Sintiendo una extraña incomodidad bajo su intensa mirada, Yvonne se dispuso a marcharse, pero antes de que pudiera dar un paso, una mano firme la agarró del brazo. Frunció aún más el ceño al volverse hacia él. —Señor, ¿qué cree que está haciendo?
Shane se puso rígido, como si de repente se diera cuenta de sus propios actos, y la soltó inmediatamente. —Yo… lo siento. Me resulta familiar. ¿Nos conocemos?
Yvonne soltó una risita. «Esa es una frase para ligar muy trillada. Hacía años que no la oía. Lo siento, pero no nos conocemos».
Antes de que Shane pudiera responder, una vocecita dijo: «Mamá, ya terminé».
Shane se quedó paralizado.
Sammy se adelantó y vio a Shane, cuya expresión se nubló brevemente antes de disimularla con naturalidad. «Mamá, vámonos».
«Vale». Yvonne tomó la mano de Sammy y se alejó sin mirar atrás.

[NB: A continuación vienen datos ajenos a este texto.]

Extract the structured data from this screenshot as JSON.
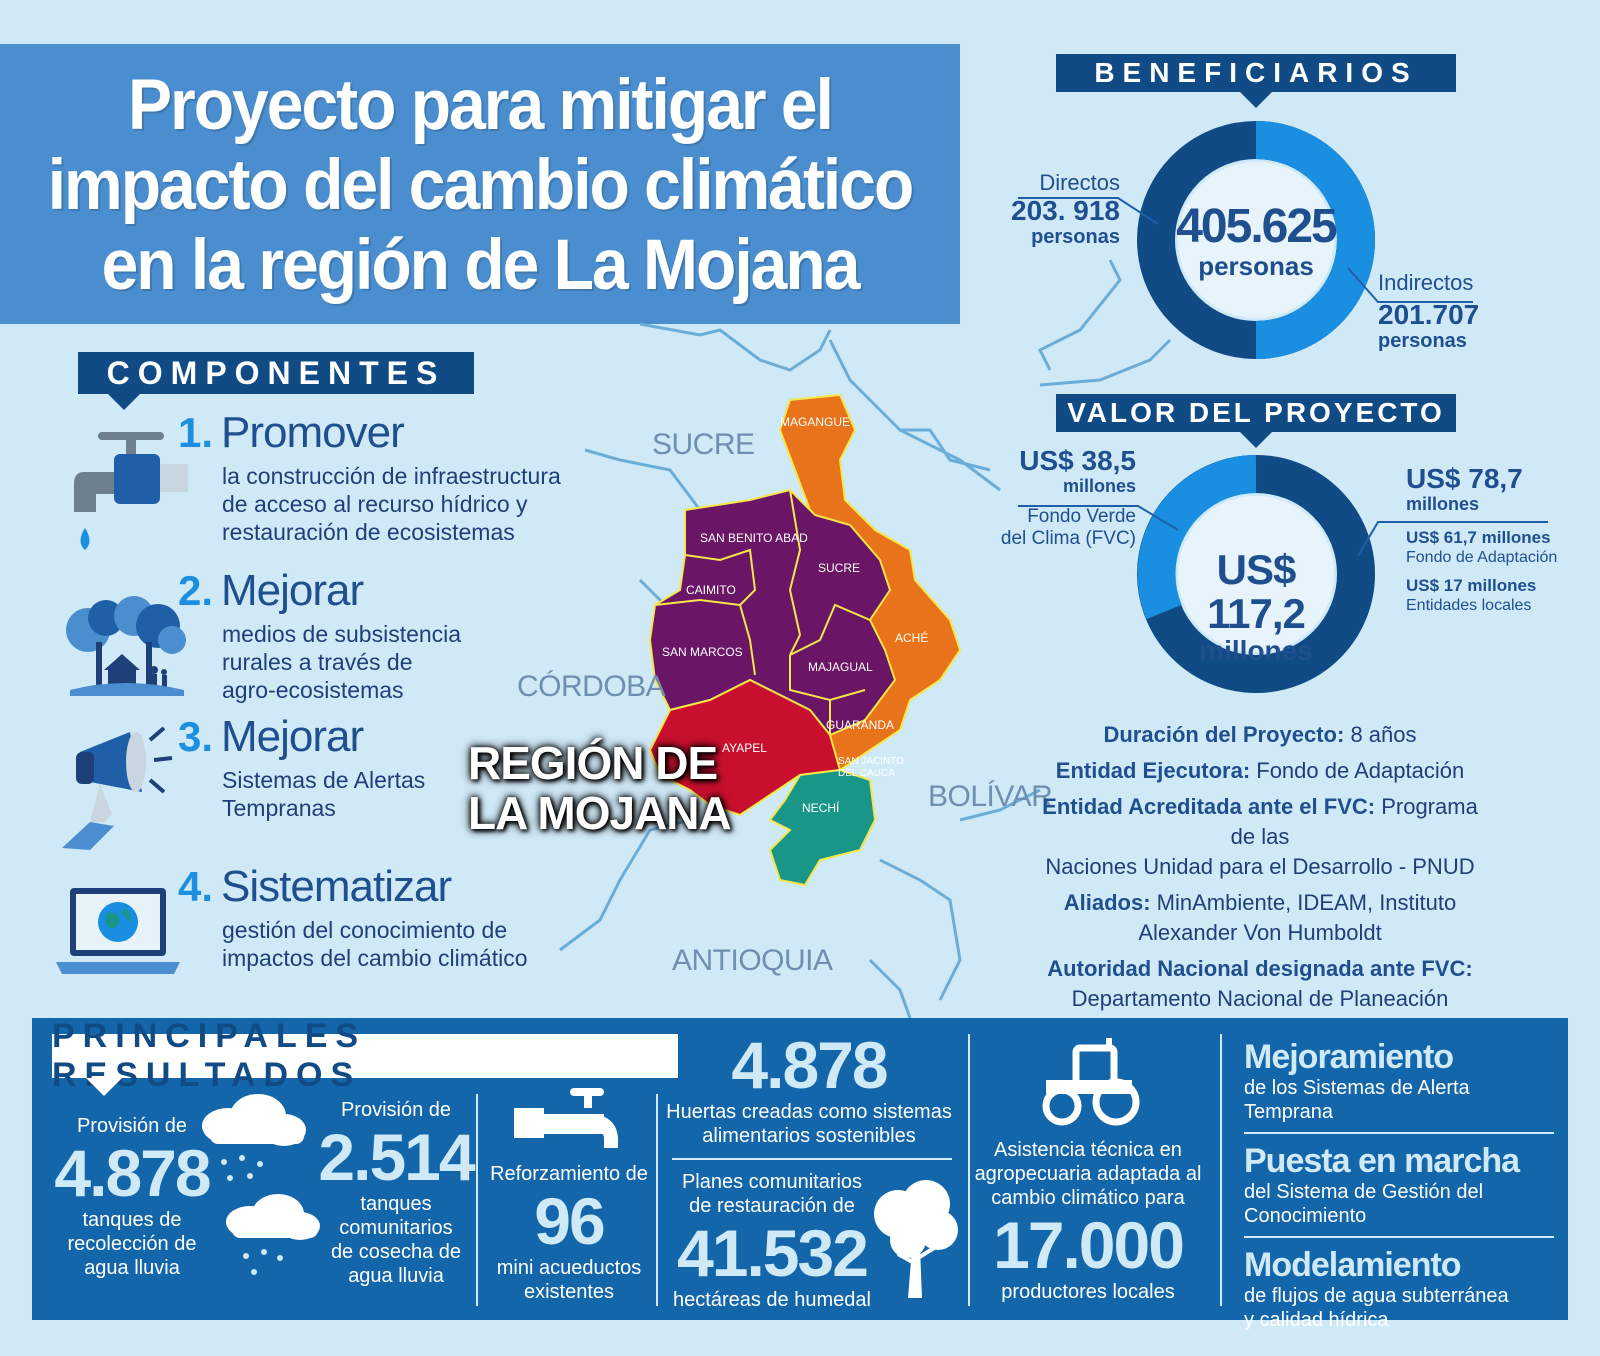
{
  "title": {
    "lines": [
      "Proyecto para mitigar el",
      "impacto del cambio climático",
      "en la región de La Mojana"
    ]
  },
  "componentes": {
    "heading": "COMPONENTES",
    "items": [
      {
        "num": "1.",
        "head": "Promover",
        "desc": [
          "la construcción de infraestructura",
          "de acceso al recurso hídrico y",
          "restauración de ecosistemas"
        ],
        "icon": "faucet-icon"
      },
      {
        "num": "2.",
        "head": "Mejorar",
        "desc": [
          "medios de subsistencia",
          "rurales a través de",
          "agro-ecosistemas"
        ],
        "icon": "trees-house-icon"
      },
      {
        "num": "3.",
        "head": "Mejorar",
        "desc": [
          "Sistemas de Alertas",
          "Tempranas"
        ],
        "icon": "megaphone-icon"
      },
      {
        "num": "4.",
        "head": "Sistematizar",
        "desc": [
          "gestión del conocimiento de",
          "impactos del cambio climático"
        ],
        "icon": "laptop-globe-icon"
      }
    ]
  },
  "map": {
    "departments": {
      "sucre": "SUCRE",
      "cordoba": "CÓRDOBA",
      "bolivar": "BOLÍVAR",
      "antioquia": "ANTIOQUIA"
    },
    "region_label": [
      "REGIÓN DE",
      "LA MOJANA"
    ],
    "municipalities": {
      "magangue": "MAGANGUE",
      "san_benito": "SAN BENITO ABAD",
      "caimito": "CAIMITO",
      "sucre": "SUCRE",
      "san_marcos": "SAN MARCOS",
      "ache": "ACHÉ",
      "majagual": "MAJAGUAL",
      "guaranda": "GUARANDA",
      "ayapel": "AYAPEL",
      "san_jacinto_1": "SAN JACINTO",
      "san_jacinto_2": "DEL CAUCA",
      "nechi": "NECHÍ"
    },
    "colors": {
      "purple": "#6b1566",
      "orange": "#e8731a",
      "red": "#c8102e",
      "teal": "#1a9688",
      "river": "#6aaed8"
    }
  },
  "beneficiarios": {
    "heading": "BENEFICIARIOS",
    "total": "405.625",
    "total_unit": "personas",
    "directos_label": "Directos",
    "directos_value": "203. 918",
    "directos_unit": "personas",
    "indirectos_label": "Indirectos",
    "indirectos_value": "201.707",
    "indirectos_unit": "personas",
    "colors": {
      "dark": "#104b86",
      "light": "#1a8ee0"
    }
  },
  "valor": {
    "heading": "VALOR DEL PROYECTO",
    "total": "US$ 117,2",
    "total_unit": "millones",
    "fvc_value": "US$ 38,5",
    "fvc_unit": "millones",
    "fvc_label": [
      "Fondo Verde",
      "del Clima (FVC)"
    ],
    "other_value": "US$ 78,7",
    "other_unit": "millones",
    "fa_value": "US$ 61,7 millones",
    "fa_label": "Fondo de  Adaptación",
    "el_value": "US$ 17 millones",
    "el_label": "Entidades locales"
  },
  "info": {
    "duracion_label": "Duración del Proyecto:",
    "duracion_value": " 8 años",
    "entidad_label": "Entidad Ejecutora:",
    "entidad_value": " Fondo de Adaptación",
    "acreditada_label": "Entidad Acreditada ante el FVC:",
    "acreditada_value": " Programa de las",
    "acreditada_value2": "Naciones Unidad para el Desarrollo - PNUD",
    "aliados_label": "Aliados:",
    "aliados_value": " MinAmbiente, IDEAM, Instituto",
    "aliados_value2": "Alexander Von Humboldt",
    "autoridad_label": "Autoridad Nacional designada ante FVC:",
    "autoridad_value": "Departamento Nacional de Planeación"
  },
  "resultados": {
    "heading": "PRINCIPALES RESULTADOS",
    "tanques1": {
      "pre": "Provisión de",
      "value": "4.878",
      "post": [
        "tanques de",
        "recolección de",
        "agua lluvia"
      ]
    },
    "tanques2": {
      "pre": "Provisión de",
      "value": "2.514",
      "post": [
        "tanques",
        "comunitarios",
        "de cosecha de",
        "agua lluvia"
      ]
    },
    "acueductos": {
      "pre": "Reforzamiento de",
      "value": "96",
      "post": [
        "mini acueductos",
        "existentes"
      ]
    },
    "huertas": {
      "value": "4.878",
      "post": [
        "Huertas creadas como sistemas",
        "alimentarios sostenibles"
      ]
    },
    "humedal": {
      "pre": [
        "Planes comunitarios",
        "de restauración de"
      ],
      "value": "41.532",
      "post": "hectáreas de humedal"
    },
    "asistencia": {
      "pre": [
        "Asistencia técnica en",
        "agropecuaria adaptada al",
        "cambio climático para"
      ],
      "value": "17.000",
      "post": "productores locales"
    },
    "right": [
      {
        "head": "Mejoramiento",
        "sub": [
          "de los Sistemas de Alerta Temprana"
        ]
      },
      {
        "head": "Puesta en marcha",
        "sub": [
          "del Sistema de Gestión del",
          "Conocimiento"
        ]
      },
      {
        "head": "Modelamiento",
        "sub": [
          "de flujos de agua subterránea",
          "y calidad hídrica"
        ]
      }
    ]
  }
}
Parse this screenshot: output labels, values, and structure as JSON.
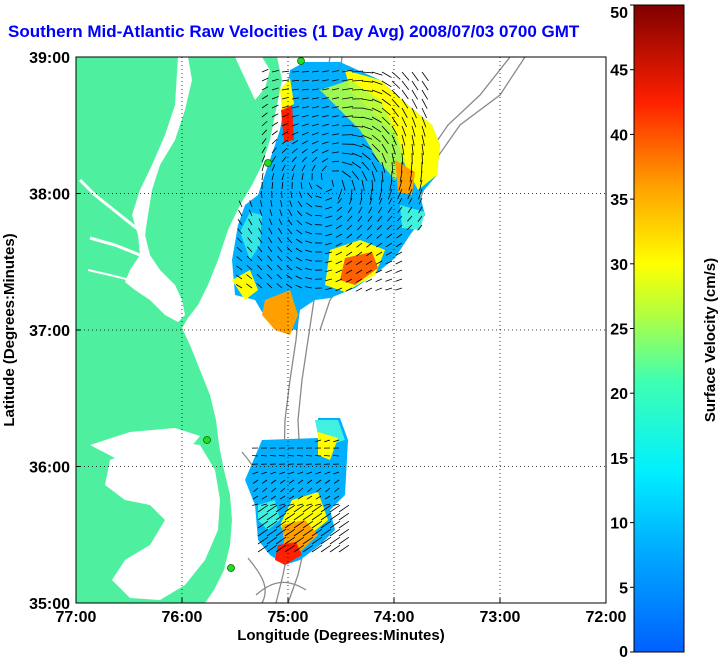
{
  "title": "Southern Mid-Atlantic Raw Velocities (1 Day Avg) 2008/07/03 0700 GMT",
  "map": {
    "xlabel": "Longitude (Degrees:Minutes)",
    "ylabel": "Latitude (Degrees:Minutes)",
    "lon_range": [
      -77,
      -72
    ],
    "lat_range": [
      35,
      39
    ],
    "x_ticks": [
      {
        "lon": -77,
        "label": "77:00"
      },
      {
        "lon": -76,
        "label": "76:00"
      },
      {
        "lon": -75,
        "label": "75:00"
      },
      {
        "lon": -74,
        "label": "74:00"
      },
      {
        "lon": -73,
        "label": "73:00"
      },
      {
        "lon": -72,
        "label": "72:00"
      }
    ],
    "y_ticks": [
      {
        "lat": 35,
        "label": "35:00"
      },
      {
        "lat": 36,
        "label": "36:00"
      },
      {
        "lat": 37,
        "label": "37:00"
      },
      {
        "lat": 38,
        "label": "38:00"
      },
      {
        "lat": 39,
        "label": "39:00"
      }
    ],
    "land_color": "#4ef0a0",
    "grid": "dotted"
  },
  "colorbar": {
    "label": "Surface Velocity (cm/s)",
    "min": 0,
    "max": 50,
    "ticks": [
      0,
      5,
      10,
      15,
      20,
      25,
      30,
      35,
      40,
      45,
      50
    ]
  }
}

En el salón de banquetes, alguien se acercó a Kinslee con un saludo cortés. Ella estaba conversando cuando, de repente, se oyó el llanto de un niño en la zona de juegos.
Sobresaltada, Kinslee pensó inmediatamente en Emily. Se puso de pie de un salto, con el corazón encogido por la preocupación.
Un niño pequeño estaba allí, llorando, mientras Emily permanecía cerca, observándolo.